After Becciu’s departure from the secretariat in 2018, the Holy See separated itself from Mincione. Under the terms of the separation agreement, the Secretariat of State purchased the remaining share of the London building, gave up its remaining investment in the Athena Global Opportunities Fund, and reportedly paid an additional 40 million euros to Mincione through Athena, and assumed a 150 million euro mortgage on the property.
Two days before the High Court ruling on Mincione’s lawsuit, a judge sitting for Westminster Magistrates Court issued a ruling in the extradition case of Gianluigi Torzi, who is wanted on charges of financial crimes in both the Vatican and in Italy.
On Nov. 24, Judge Michael Snow, who is hearing the extradition case against Torzi filed by Italian prosecutors, cleared the way for the extradition process to continue, rejecting arguments by Torzi’s lawyers that the charges against him stem from flawed evidence gathered by Vatican prosecutors in their own investigation into charges against the businessman.
Torzi is accused of a range of financial crimes by the Vatican related to the purchase of the building at 60 Sloane Ave, London, including money laundering and extortion.
The Pillar has previously reported that Mincione invested Vatican money in debt products marketed by Torzi, some with links to mafia-affiliated companies. Mincione invested Vatican money into one such debt product called Sierra One bond,
Torzi, in turn, used his companies to lend Mincione tens of millions of euros during the same period.

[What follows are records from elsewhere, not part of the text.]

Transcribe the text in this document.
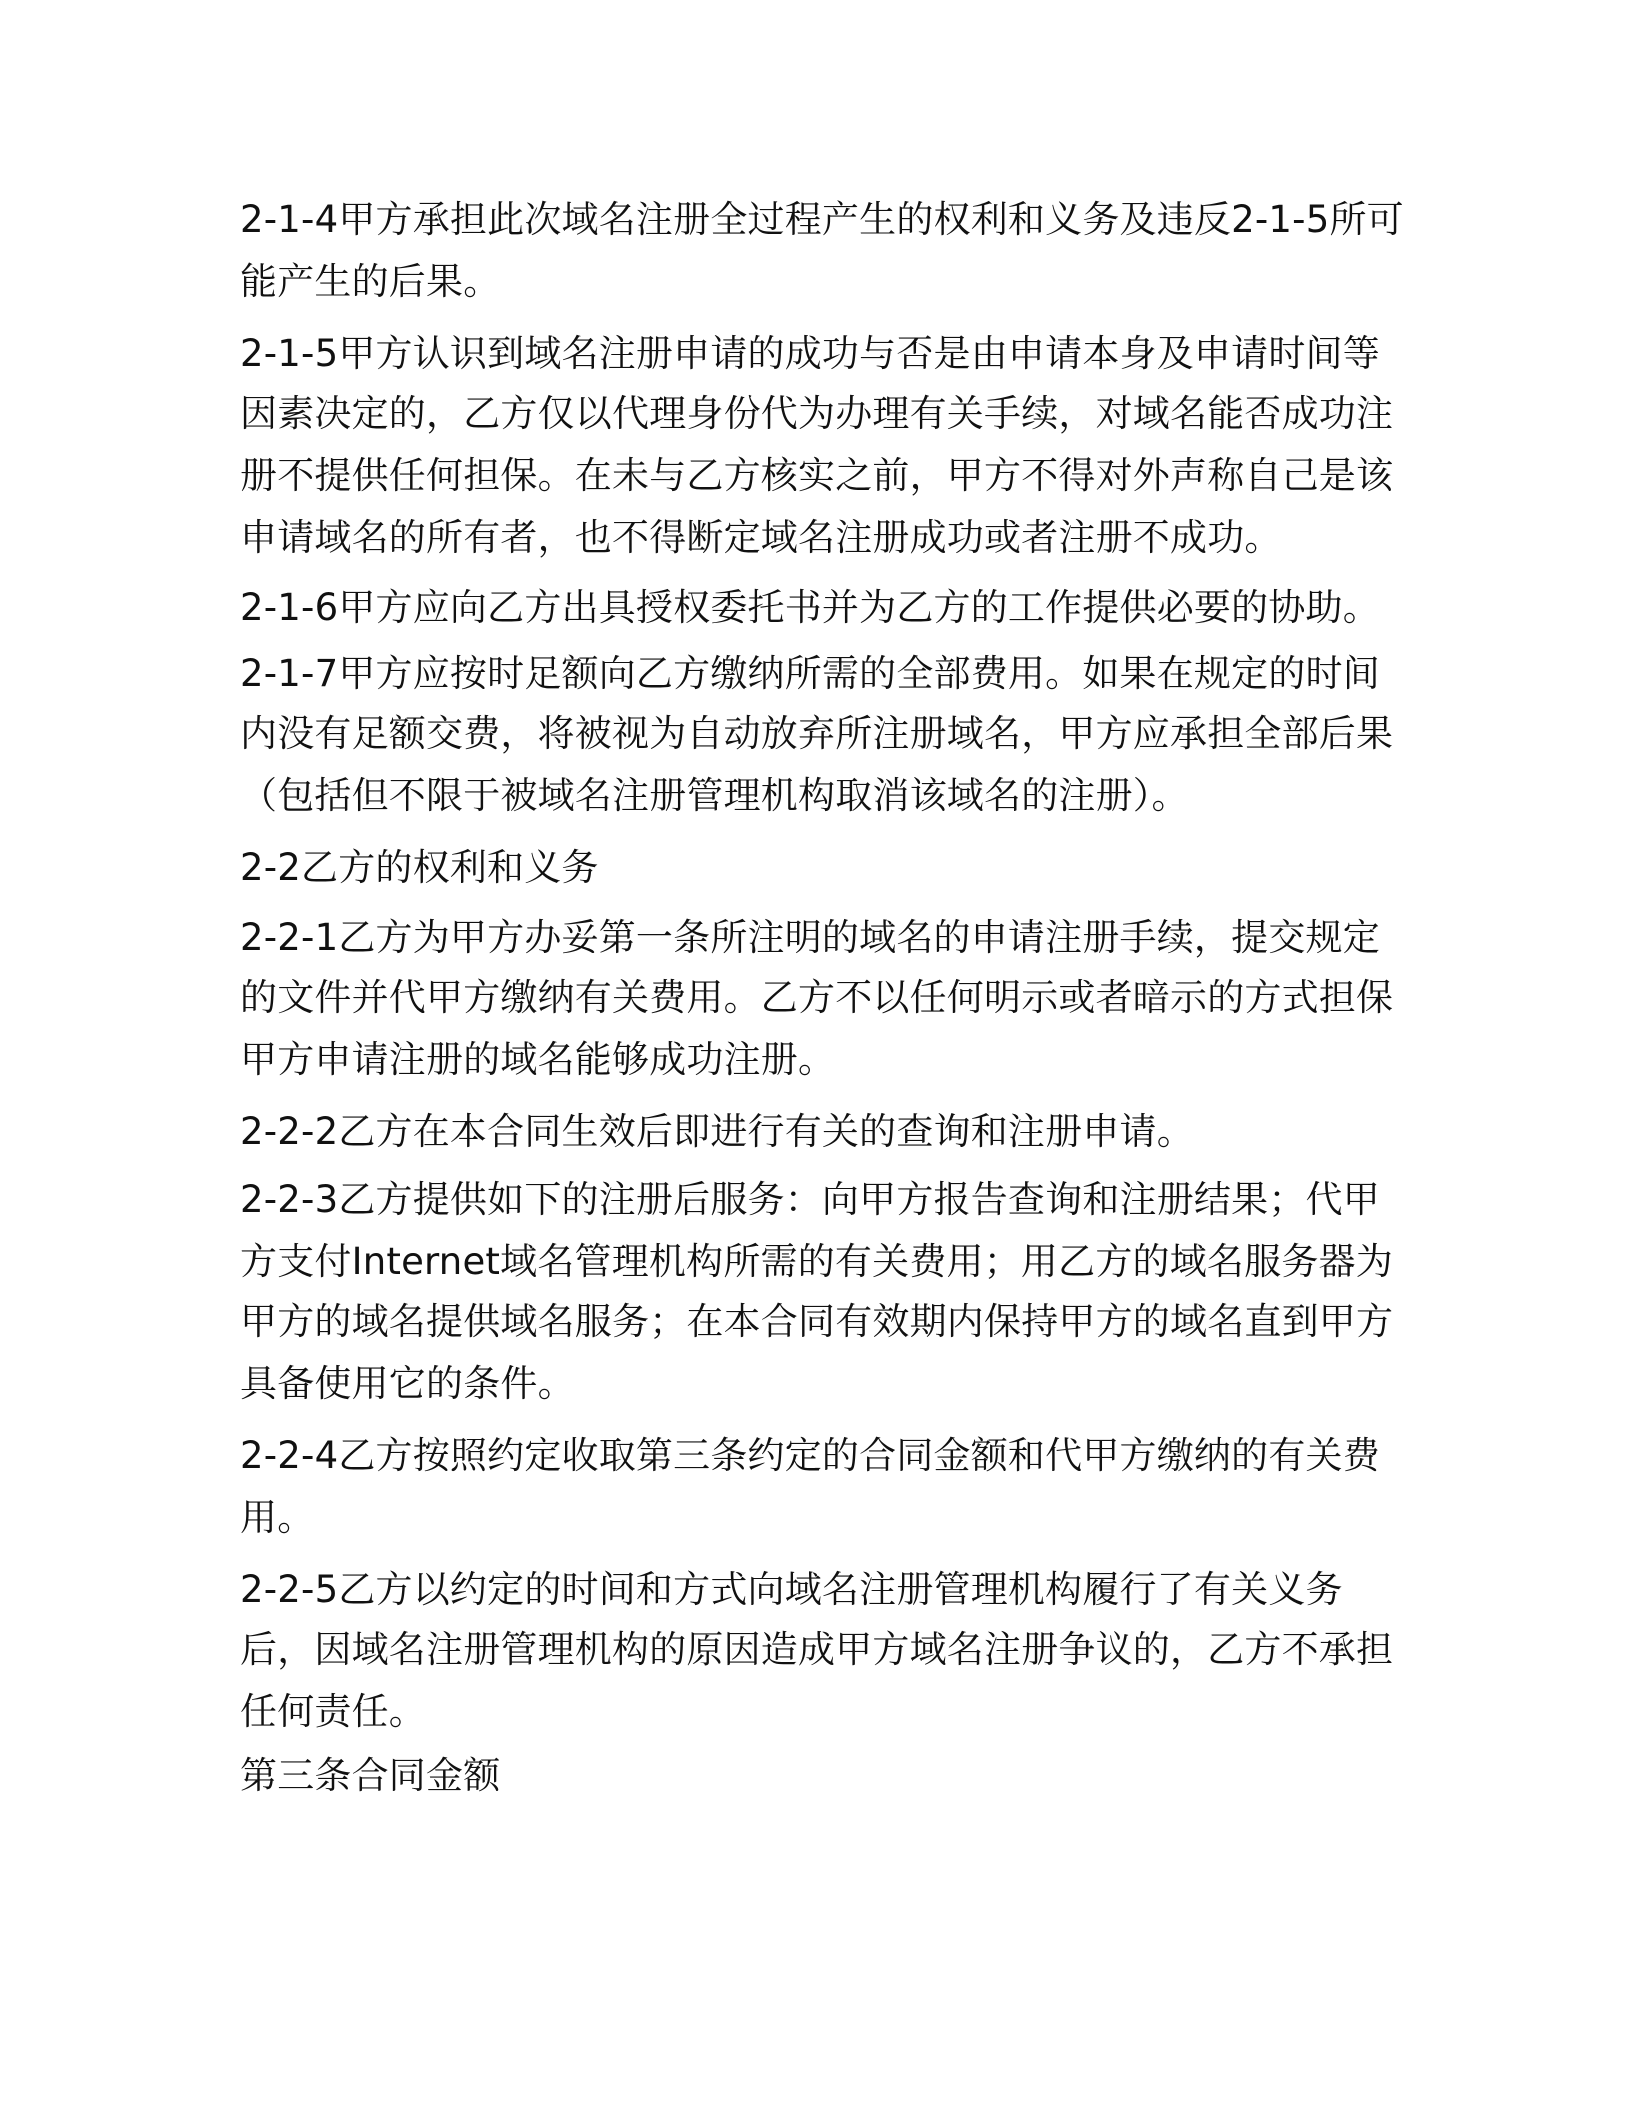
2-1-4甲方承担此次域名注册全过程产生的权利和义务及违反2-1-5所可
能产生的后果。
2-1-5甲方认识到域名注册申请的成功与否是由申请本身及申请时间等
因素决定的，乙方仅以代理身份代为办理有关手续，对域名能否成功注
册不提供任何担保。在未与乙方核实之前，甲方不得对外声称自己是该
申请域名的所有者，也不得断定域名注册成功或者注册不成功。
2-1-6甲方应向乙方出具授权委托书并为乙方的工作提供必要的协助。
2-1-7甲方应按时足额向乙方缴纳所需的全部费用。如果在规定的时间
内没有足额交费，将被视为自动放弃所注册域名，甲方应承担全部后果
（包括但不限于被域名注册管理机构取消该域名的注册）。
2-2乙方的权利和义务
2-2-1乙方为甲方办妥第一条所注明的域名的申请注册手续，提交规定
的文件并代甲方缴纳有关费用。乙方不以任何明示或者暗示的方式担保
甲方申请注册的域名能够成功注册。
2-2-2乙方在本合同生效后即进行有关的查询和注册申请。
2-2-3乙方提供如下的注册后服务：向甲方报告查询和注册结果；代甲
方支付Internet域名管理机构所需的有关费用；用乙方的域名服务器为
甲方的域名提供域名服务；在本合同有效期内保持甲方的域名直到甲方
具备使用它的条件。
2-2-4乙方按照约定收取第三条约定的合同金额和代甲方缴纳的有关费
用。
2-2-5乙方以约定的时间和方式向域名注册管理机构履行了有关义务
后，因域名注册管理机构的原因造成甲方域名注册争议的，乙方不承担
任何责任。
第三条合同金额
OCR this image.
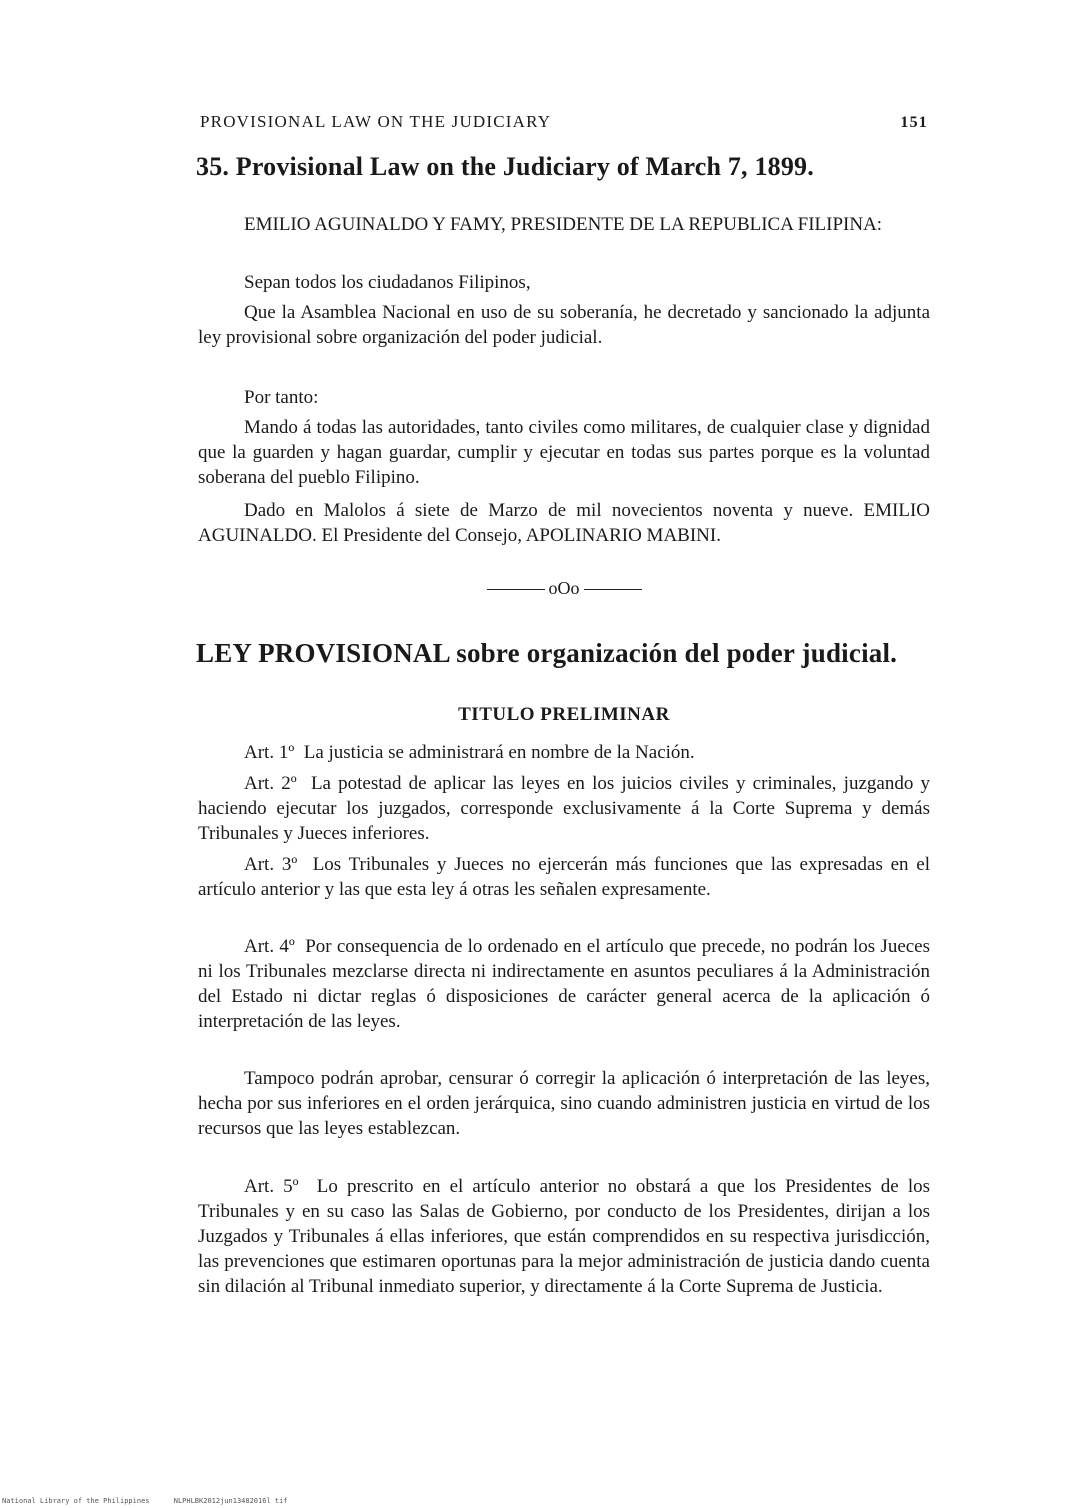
PROVISIONAL LAW ON THE JUDICIARY	151
35. Provisional Law on the Judiciary of March 7, 1899.
EMILIO AGUINALDO Y FAMY, PRESIDENTE DE LA REPUBLICA FILIPINA:
Sepan todos los ciudadanos Filipinos,
Que la Asamblea Nacional en uso de su soberanía, he decretado y sancionado la adjunta ley provisional sobre organización del poder judicial.
Por tanto:
Mando á todas las autoridades, tanto civiles como militares, de cualquier clase y dignidad que la guarden y hagan guardar, cumplir y ejecutar en todas sus partes porque es la voluntad soberana del pueblo Filipino.
Dado en Malolos á siete de Marzo de mil novecientos noventa y nueve. EMILIO AGUINALDO. El Presidente del Consejo, APOLINARIO MABINI.
oOo
LEY PROVISIONAL sobre organización del poder judicial.
TITULO PRELIMINAR
Art. 1º La justicia se administrará en nombre de la Nación.
Art. 2º La potestad de aplicar las leyes en los juicios civiles y criminales, juzgando y haciendo ejecutar los juzgados, corresponde exclusivamente á la Corte Suprema y demás Tribunales y Jueces inferiores.
Art. 3º Los Tribunales y Jueces no ejercerán más funciones que las expresadas en el artículo anterior y las que esta ley á otras les señalen expresamente.
Art. 4º Por consequencia de lo ordenado en el artículo que precede, no podrán los Jueces ni los Tribunales mezclarse directa ni indirectamente en asuntos peculiares á la Administración del Estado ni dictar reglas ó disposiciones de carácter general acerca de la aplicación ó interpretación de las leyes.
Tampoco podrán aprobar, censurar ó corregir la aplicación ó interpretación de las leyes, hecha por sus inferiores en el orden jerárquica, sino cuando administren justicia en virtud de los recursos que las leyes establezcan.
Art. 5º Lo prescrito en el artículo anterior no obstará a que los Presidentes de los Tribunales y en su caso las Salas de Gobierno, por conducto de los Presidentes, dirijan a los Juzgados y Tribunales á ellas inferiores, que están comprendidos en su respectiva jurisdicción, las prevenciones que estimaren oportunas para la mejor administración de justicia dando cuenta sin dilación al Tribunal inmediato superior, y directamente á la Corte Suprema de Justicia.
National Library of the Philippines	NLPHLBK2012jun13482016l tif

Despite these business ties to Mincione, Torzi was appointed by the Secretariat of State to broker the final phase of the building’s purchase. Torzi acquired ownership of the Minione’s holding company which controlled the building through his own Luxembourg holding company, Gutt SA.
Torzi then restructured the ownership shares of Gutt, creating a majority class of 30,000 non-voting shares, which he passed to the Vatican, while retaining the 1,000 voting shares which controlled Gutt and therefore the building. The Vatican alleges that he then extorted them for an additional 15 million euros for control of Gutt, and thereby the building.
Torzi was arrested in the Vatican in June, 2020, and released after he agreed to post a 3 million euro bond — he never made the payment and instead returned to London where he has remained since then.
Earlier this year, Italian prosecutors charged Torzi with tax evasion and money laundering in relation to his alleged extortion of the Vatican.
After an Italian appeal court ruled that the charges against him should be revisited over concerns about evidence provided to prosecutors by their Vatican counterparts, Torzi’s lawyers have contended that the extradition process should be halted.
But, Judge Snow found, the Italian and Vatican processes are separate legal issues, and that "I am satisfied that whatever the rights or wrongs of the case brought by the Vatican City State may be, these are not something I am required to rule upon or should rule upon," paving the way for the process of Torzi’s extradition to Italy to continue.
Torzi has previously argued in a UK court that the details of his plan for the conveyance of the building were approved by senior officials at the Secretariat of State, including Cardinal Pietro Parolin.
Acknowledging those arguments by Torzi in a previous case, which resulted in the UK courts lifting of an asset freeze against Torzi, Snow said they were "neither admissible nor relevant" to the Italian extradition request.